Prefeitura de São Paulo omite ações e dados sobre abortos e assistolias fetais
A despeito da resposta padrão dada por Nunes durante a entrevista ao G1, tanto o prefeito quanto a assessoria de imprensa da prefeitura de São Paulo omitem os dados referentes aos procedimentos de aborto e de assistolia fetal realizados na rede pública de São Paulo.
Questionados pela Gazeta do Povo via Lei de Acesso à Informação Pública sobre o número de abortos e assistolias fetais realizados na rede municipal nos últimos cinco anos, a Secretaria da Saúde respondeu que verificou “impossibilidade de atendimento, vez que não atende aos requisitos legais dos incisos II e III do artigo 13 do Decreto Federal nº 7.724/12.”
Os incisos citados afirmam, respectivamente, que não serão atendidos pedidos de acesso à informação “desproporcionais ou desarrazoados; ou que exijam trabalhos adicionais de análise, interpretação ou consolidação de dados e informações, ou serviço de produção ou tratamento de dados que não seja de competência do órgão ou entidade.”
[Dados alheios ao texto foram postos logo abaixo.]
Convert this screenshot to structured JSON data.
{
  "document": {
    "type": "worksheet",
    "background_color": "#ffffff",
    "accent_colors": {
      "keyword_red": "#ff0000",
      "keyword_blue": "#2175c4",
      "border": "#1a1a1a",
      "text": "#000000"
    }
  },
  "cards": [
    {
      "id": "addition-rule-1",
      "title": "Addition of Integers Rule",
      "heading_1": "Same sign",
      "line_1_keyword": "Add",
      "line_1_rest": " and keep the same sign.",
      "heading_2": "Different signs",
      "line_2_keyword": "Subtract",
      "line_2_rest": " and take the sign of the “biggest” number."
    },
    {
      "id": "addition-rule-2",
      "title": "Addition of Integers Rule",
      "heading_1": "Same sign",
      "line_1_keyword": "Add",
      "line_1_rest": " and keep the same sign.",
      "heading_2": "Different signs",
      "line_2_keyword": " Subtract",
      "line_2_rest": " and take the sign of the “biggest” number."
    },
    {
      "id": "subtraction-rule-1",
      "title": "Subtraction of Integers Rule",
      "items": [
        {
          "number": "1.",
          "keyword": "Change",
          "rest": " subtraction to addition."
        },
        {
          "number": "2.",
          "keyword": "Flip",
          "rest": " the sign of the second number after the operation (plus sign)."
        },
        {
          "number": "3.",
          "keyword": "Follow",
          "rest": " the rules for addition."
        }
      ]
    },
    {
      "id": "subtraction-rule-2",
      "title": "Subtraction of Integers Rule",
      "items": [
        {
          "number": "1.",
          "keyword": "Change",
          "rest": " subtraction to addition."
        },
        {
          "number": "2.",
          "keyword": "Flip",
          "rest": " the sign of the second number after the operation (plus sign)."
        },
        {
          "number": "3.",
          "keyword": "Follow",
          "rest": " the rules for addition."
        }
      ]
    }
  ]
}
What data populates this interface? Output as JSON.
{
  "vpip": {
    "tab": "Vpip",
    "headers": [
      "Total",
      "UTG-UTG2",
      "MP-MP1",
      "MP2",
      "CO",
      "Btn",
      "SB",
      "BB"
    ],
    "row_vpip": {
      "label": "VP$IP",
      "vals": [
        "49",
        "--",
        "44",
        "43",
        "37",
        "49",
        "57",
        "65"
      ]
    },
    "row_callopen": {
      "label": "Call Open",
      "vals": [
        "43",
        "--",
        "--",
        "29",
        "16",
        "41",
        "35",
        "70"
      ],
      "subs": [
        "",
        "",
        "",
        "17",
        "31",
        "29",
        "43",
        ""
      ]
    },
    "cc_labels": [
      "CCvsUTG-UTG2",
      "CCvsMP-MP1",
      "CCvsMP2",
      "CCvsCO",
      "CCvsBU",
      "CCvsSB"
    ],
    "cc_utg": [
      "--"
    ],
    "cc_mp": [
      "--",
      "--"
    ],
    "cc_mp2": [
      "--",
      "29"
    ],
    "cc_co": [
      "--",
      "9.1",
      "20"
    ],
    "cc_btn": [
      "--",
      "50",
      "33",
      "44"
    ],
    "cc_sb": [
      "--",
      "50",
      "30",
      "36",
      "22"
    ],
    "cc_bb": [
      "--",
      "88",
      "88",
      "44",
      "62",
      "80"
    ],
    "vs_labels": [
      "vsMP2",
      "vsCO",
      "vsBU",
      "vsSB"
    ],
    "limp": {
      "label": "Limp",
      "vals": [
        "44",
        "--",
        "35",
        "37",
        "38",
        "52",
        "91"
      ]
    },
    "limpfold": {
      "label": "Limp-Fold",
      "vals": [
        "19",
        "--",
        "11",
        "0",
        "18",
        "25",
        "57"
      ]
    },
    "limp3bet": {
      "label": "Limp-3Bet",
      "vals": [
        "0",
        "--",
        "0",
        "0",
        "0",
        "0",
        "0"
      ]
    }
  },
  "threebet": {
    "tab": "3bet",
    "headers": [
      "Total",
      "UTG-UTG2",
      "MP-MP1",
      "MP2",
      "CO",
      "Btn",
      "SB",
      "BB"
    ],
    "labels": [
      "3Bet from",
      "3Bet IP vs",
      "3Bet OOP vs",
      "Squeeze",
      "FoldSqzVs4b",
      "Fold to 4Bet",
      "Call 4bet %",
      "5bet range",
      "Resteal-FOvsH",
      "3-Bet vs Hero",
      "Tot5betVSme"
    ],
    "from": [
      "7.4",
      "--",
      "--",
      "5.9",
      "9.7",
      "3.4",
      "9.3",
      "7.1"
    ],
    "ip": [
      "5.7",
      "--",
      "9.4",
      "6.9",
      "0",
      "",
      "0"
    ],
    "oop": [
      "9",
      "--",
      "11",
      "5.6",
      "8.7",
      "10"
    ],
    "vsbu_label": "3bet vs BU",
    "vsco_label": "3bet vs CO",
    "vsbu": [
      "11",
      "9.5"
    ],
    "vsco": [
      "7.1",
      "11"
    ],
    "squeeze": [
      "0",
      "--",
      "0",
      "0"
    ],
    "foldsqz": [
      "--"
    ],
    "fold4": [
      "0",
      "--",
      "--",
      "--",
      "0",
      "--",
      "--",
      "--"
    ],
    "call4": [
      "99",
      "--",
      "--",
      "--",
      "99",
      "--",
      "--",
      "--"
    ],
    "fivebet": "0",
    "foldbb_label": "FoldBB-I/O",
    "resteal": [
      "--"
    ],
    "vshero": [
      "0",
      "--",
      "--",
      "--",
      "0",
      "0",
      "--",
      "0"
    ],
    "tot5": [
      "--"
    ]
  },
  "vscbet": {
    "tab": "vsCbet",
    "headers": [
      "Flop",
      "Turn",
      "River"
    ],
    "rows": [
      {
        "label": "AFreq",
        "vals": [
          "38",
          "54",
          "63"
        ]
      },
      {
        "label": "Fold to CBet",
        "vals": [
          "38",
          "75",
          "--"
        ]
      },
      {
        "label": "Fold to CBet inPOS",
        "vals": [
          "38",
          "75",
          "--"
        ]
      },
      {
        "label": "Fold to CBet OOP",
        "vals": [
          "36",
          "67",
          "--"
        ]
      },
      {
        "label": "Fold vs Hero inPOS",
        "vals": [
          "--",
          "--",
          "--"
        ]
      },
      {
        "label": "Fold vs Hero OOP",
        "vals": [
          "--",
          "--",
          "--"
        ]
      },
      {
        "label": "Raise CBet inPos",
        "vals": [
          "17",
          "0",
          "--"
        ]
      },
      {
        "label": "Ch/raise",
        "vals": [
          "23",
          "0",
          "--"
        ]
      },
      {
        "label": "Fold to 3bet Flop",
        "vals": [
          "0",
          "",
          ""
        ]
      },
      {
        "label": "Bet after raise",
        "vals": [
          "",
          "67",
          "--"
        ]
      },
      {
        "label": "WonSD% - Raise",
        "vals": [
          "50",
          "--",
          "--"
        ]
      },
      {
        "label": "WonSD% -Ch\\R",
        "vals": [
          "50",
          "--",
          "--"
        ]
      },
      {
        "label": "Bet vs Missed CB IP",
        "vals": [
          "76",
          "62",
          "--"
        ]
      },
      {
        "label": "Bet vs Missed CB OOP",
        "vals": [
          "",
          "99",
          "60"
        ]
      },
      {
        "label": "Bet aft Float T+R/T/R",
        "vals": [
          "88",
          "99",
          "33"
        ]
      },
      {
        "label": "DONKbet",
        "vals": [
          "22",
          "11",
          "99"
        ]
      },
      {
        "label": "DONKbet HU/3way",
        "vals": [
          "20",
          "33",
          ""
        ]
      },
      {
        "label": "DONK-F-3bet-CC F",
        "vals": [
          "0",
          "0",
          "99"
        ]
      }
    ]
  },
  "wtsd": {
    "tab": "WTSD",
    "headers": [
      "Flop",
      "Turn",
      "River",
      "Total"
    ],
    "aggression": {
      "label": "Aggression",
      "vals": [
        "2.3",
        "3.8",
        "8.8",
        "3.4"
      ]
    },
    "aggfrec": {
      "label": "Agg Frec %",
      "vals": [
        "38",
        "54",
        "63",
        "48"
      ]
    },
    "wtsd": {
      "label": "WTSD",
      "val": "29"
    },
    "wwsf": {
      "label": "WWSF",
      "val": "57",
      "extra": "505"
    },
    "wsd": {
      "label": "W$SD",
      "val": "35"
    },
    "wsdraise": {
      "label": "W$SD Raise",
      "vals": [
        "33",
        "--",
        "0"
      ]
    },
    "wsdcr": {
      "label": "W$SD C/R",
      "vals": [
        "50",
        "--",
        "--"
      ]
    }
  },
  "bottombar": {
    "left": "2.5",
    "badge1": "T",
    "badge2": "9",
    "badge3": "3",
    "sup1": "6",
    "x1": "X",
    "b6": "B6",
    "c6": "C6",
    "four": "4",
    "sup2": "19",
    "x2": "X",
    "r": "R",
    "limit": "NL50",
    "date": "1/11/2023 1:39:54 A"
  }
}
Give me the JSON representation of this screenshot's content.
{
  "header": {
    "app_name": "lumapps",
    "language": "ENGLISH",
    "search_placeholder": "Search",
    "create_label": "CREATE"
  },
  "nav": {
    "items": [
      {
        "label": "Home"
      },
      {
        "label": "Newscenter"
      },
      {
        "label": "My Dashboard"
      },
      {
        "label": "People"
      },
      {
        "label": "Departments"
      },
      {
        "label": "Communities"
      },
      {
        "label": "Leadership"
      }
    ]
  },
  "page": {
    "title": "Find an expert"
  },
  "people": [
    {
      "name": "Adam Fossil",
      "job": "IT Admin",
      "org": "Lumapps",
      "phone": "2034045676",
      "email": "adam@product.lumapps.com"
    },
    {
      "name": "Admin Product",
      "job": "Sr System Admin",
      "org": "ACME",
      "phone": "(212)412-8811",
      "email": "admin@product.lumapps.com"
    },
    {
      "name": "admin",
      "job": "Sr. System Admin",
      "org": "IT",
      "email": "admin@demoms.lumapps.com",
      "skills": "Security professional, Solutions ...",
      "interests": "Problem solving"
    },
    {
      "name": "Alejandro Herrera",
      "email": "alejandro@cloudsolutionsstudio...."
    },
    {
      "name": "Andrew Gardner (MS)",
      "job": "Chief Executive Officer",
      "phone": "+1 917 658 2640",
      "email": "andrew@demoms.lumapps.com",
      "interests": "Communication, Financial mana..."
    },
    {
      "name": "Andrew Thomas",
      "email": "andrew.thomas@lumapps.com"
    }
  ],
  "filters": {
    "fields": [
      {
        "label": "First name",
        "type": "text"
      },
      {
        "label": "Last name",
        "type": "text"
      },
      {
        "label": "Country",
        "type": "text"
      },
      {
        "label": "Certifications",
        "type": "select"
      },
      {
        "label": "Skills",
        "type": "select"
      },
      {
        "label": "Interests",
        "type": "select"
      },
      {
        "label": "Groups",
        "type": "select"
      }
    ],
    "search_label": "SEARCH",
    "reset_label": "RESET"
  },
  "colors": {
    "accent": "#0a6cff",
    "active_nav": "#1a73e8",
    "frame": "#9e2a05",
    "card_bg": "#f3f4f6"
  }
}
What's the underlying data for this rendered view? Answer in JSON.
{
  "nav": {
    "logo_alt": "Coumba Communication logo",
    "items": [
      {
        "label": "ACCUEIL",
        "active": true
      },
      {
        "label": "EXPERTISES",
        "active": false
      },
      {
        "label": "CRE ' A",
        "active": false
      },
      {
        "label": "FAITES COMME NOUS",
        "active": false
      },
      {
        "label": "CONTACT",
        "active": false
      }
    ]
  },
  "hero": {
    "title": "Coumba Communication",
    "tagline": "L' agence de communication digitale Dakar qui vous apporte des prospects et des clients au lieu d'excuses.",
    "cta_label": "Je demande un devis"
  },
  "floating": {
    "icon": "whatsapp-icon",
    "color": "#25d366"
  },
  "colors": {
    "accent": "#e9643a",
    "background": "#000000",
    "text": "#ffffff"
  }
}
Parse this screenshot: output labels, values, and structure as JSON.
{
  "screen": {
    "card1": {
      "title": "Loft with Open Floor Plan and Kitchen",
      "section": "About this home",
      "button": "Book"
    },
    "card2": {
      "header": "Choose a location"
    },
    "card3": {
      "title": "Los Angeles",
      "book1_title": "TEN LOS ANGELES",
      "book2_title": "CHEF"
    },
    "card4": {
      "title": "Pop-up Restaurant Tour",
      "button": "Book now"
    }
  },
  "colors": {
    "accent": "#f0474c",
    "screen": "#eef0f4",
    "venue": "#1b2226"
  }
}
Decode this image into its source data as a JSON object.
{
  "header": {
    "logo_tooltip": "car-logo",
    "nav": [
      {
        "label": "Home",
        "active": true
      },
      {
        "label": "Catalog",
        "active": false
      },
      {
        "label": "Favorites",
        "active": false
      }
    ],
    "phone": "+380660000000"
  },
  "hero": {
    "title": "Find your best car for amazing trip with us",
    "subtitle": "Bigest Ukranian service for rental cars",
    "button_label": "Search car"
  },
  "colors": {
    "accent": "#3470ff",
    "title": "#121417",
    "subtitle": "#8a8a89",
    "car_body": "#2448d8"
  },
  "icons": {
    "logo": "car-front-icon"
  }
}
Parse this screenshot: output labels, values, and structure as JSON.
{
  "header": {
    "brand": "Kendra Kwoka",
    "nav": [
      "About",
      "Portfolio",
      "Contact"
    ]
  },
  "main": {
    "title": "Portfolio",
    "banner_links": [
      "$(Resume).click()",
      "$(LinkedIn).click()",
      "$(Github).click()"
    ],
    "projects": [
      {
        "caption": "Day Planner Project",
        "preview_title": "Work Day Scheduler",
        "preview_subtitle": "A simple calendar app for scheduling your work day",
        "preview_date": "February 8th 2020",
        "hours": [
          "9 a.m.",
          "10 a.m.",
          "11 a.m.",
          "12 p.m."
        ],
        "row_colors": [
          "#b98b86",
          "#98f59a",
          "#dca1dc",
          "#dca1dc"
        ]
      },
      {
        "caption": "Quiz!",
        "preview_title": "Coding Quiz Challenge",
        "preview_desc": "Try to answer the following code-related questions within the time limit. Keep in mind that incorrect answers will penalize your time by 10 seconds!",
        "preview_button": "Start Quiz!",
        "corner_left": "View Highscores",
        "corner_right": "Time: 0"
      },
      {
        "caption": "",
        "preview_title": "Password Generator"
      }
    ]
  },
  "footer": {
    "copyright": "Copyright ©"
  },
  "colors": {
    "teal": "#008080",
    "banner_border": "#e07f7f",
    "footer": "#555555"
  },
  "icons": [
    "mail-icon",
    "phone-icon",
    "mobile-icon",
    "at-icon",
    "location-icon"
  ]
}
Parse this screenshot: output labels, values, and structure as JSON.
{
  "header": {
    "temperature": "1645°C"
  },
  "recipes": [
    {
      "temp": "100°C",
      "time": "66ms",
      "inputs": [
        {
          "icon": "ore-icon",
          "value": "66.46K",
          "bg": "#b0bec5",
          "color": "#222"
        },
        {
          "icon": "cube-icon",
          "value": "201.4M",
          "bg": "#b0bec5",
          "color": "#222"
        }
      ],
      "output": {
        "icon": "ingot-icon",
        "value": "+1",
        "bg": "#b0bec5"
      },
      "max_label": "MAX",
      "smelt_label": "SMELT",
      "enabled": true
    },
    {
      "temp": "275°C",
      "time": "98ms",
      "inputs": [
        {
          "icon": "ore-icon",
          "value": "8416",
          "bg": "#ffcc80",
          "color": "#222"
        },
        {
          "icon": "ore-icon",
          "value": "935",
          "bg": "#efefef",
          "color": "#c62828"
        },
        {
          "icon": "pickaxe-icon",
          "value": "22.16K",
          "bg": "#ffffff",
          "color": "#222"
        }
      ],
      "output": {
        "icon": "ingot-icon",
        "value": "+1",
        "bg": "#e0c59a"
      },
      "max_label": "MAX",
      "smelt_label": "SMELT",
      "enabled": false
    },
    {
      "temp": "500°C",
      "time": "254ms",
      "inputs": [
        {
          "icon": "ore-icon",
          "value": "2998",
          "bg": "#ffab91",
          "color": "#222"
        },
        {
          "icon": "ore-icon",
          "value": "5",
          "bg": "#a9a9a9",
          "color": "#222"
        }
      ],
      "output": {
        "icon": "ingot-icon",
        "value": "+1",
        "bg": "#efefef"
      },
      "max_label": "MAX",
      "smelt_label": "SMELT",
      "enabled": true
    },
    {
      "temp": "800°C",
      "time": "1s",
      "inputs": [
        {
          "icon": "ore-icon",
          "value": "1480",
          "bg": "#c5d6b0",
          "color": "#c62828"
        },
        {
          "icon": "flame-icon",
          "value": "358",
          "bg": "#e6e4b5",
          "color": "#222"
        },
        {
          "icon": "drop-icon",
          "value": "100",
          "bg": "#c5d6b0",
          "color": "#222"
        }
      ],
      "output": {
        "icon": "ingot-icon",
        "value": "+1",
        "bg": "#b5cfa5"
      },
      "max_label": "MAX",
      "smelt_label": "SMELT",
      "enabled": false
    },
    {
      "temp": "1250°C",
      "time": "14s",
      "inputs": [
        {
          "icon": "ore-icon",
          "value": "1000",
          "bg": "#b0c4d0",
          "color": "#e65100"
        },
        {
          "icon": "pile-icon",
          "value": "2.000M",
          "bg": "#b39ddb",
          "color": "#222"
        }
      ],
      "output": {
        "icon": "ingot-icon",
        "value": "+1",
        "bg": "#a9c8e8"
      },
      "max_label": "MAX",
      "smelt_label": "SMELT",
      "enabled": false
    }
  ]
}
Além disso, a reportagem da Gazeta do Povo questionou a prefeitura sobre o impacto da determinação de Moraes sobre o aborto a partir de 22 semanas, no âmbito da ADPF (Arguição de Descumprimento de Preceito Fundamental) 1141, em cinco hospitais da cidade de São Paulo, e também não foi respondida. Tendo o pedido reiterado, a Secretaria Municipal da Saúde respondeu apenas que "não fornece informações sobre aborto legal realizado visando proteger o anonimato de pacientes, conforme determina a legislação."
Fluxo de encaminhamento de pacientes que buscam o aborto previsto em lei
Apesar de não ter obtido resposta oficial da prefeitura, a Gazeta do Povo apurou, junto a profissionais que atuam nas unidades de saúde municipais, e constatou que a gestão de Ricardo Nunes criou e está colocando em prática um procedimento de aborto e assistolia fetal que será padronizado em toda a rede.
Trata-se de um fluxo de encaminhamento das mulheres que buscam as unidades de saúde da rede municipal para realizar o aborto previsto em lei, ou seja, em casos de bebês anencéfalos, risco de morte para a mãe ou estupro.
- 1. Formulário e exames na unidade de saúde
O fluxo criado pela prefeitura de São Paulo consiste em receber as mulheres que desejam realizar o aborto nas próprias unidades de saúde espalhadas pela cidade. No local, elas são encaminhadas para atendimento com psicólogo e assistente social, preenchendo formulários em cada etapa. Depois são encaminhadas para a realização do exame de ultrassom.
A idade do feto que aparece no ultrassom deve ser compatível com a data de estupro alegada para que os profissionais de saúde possam afirmar que a gestação é ou não fruto do estupro alegado. A compatibilidade da idade gestacional do ultrassom e a data do estupro alegada no relato da mulher é, atualmente, a única prova necessária para que a gestação seja enquadrada como fruto de estupro.
- 2. Após o exame, encaminhamento para um centro especializado em assistolia fetal
Depois de verificada a consistência do relato com a idade fetal detectada no ultrassom, a mulher é encaminhada para a marcação da realização do aborto, na maioria dos casos na própria unidade. Quando a gestação ultrapassa as 22 semanas, ela é encaminhada para uma unidade de saúde em que haja profissionais e material especializado no procedimento de assistolia fetal.
- 3. Depois de realizada a assistolia fetal, encaminhamento para maternidade para a realização do parto do bebê morto
Depois de realizada a assistolia fetal, a paciente é encaminhada para uma maternidade onde será feita a indução do parto do bebê morto.